相続税の基礎控除額は、法定相続人の人数と関係があります。
平成27年1月1日以降の現行の計算方法では、1人増えると控除額が600万円増えます。

相続税の基礎控除額

平成27年1月1日以降・・・3,000万円+(法定相続人×600万円)=基礎控除額

養子縁組によって基礎控除額が増えるので、課税財産も少なくなります。
そして、さらに相続税の総計を計算する際の、適用される税率も低くなることがあります。

生命保険金・死亡退職金の非課税枠が広がる

被相続人の死亡により支払われる生命保険金と死亡退職金の非課税枠が、法定相続人が1人増えるごとに、500万円増えます

養子縁組の注意点

相続税の計算の際、実子がいる場合には養子は1名まで、実子がいない場合には養子2名までと、法定相続人の人数を計算するうえで、養子の数に制限が設けられています。

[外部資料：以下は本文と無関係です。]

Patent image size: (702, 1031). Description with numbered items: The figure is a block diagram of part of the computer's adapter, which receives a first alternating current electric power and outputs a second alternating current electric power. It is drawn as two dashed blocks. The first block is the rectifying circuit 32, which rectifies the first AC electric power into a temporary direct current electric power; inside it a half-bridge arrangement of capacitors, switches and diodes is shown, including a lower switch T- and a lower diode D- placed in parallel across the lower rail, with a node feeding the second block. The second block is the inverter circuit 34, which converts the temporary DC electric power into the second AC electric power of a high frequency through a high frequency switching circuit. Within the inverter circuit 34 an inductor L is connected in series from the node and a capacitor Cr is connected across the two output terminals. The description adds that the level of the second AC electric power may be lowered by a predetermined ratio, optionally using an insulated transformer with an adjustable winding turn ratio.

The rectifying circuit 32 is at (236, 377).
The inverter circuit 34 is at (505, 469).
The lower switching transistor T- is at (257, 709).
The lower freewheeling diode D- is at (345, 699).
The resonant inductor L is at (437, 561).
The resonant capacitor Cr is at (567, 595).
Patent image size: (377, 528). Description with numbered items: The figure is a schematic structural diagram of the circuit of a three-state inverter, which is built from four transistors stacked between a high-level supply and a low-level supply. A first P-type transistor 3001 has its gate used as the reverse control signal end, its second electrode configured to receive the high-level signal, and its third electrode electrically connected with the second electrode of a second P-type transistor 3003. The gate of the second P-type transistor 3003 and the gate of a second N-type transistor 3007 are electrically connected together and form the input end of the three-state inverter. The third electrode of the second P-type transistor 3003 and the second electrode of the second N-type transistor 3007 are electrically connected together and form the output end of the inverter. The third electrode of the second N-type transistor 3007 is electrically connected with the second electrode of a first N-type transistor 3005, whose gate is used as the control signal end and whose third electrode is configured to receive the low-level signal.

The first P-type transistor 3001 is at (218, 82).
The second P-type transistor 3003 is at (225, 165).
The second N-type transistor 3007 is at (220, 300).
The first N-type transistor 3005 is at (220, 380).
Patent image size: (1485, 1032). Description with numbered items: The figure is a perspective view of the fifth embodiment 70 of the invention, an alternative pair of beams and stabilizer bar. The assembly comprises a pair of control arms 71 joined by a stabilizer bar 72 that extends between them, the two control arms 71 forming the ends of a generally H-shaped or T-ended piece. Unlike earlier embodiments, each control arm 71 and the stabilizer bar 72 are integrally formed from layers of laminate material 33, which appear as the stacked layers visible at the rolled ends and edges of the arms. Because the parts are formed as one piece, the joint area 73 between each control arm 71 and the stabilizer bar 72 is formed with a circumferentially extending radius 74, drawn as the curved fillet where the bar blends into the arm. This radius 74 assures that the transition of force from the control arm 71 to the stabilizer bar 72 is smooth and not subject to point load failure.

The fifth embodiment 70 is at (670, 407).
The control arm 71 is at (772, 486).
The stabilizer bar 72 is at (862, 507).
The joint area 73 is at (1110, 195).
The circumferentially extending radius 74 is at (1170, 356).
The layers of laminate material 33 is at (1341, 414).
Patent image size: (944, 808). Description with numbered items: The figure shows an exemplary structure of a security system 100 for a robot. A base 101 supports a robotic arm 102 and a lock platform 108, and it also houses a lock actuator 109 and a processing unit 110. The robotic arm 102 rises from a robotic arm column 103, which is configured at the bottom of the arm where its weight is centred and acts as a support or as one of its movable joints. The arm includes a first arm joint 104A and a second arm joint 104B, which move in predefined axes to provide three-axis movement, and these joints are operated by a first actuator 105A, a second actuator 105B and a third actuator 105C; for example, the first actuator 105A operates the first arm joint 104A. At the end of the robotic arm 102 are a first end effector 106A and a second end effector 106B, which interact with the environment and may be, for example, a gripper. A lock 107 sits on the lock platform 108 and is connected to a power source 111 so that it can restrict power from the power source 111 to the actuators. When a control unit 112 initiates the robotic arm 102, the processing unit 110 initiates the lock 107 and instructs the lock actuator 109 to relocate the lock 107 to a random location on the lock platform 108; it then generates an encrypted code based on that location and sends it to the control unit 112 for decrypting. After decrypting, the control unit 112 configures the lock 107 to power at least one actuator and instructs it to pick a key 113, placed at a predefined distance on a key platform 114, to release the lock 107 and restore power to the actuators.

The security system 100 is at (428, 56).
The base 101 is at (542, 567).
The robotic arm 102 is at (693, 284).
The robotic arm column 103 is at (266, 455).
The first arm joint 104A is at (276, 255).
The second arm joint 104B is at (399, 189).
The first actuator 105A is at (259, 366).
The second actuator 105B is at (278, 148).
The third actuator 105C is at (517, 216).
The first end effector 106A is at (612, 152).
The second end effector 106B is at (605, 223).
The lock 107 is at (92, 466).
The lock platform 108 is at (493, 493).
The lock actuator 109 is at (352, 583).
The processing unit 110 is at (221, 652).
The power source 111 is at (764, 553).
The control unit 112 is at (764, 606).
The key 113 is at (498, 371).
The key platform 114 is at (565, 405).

また、孫が養子になった場合は、その孫である養子の相続税額に2割加算した相続税額を納付することになります。
孫が相続人となった場合は相続税の負担を1世代飛ばすことが可能になるからです。

(ただし、被相続人の子が既にお亡くなりになっている場合に代襲して相続人となった孫は、2割加算の対象とはなりません。)

また養子が増えることで、「遺留分」といった、民法上の権利が発生します。
そのため、他の相続人との合意が必要となってくることが多いでしょう。

家を守るための養子縁組

家を守るための養子縁組は、昔の家族制度の名残で行われる事が多いようです。
代々のお墓を守り継承するため、檀家としてお寺とのつきあいを保つため、地域の活動を引き継ぐ等の理由があるようです。
このような仕事を背負っていく覚悟、周囲の理解や了承がなければ、後々難しいことになるのかもしれません。

トラブルも予想されます

養子縁組は、節税効果が得られますが、あとになって相続人との間にトラブルが発生する可能性もあります。

例えば、親が子供の相談を得ないうちに、孫を養子にするようなケースです。
相続が発生してからこのような事が明るみに出た場合、節税のためとはいえ、感情を害してしまうこともあるでしょう。

関係者には事前に十分な相談をすることが必要でしょう。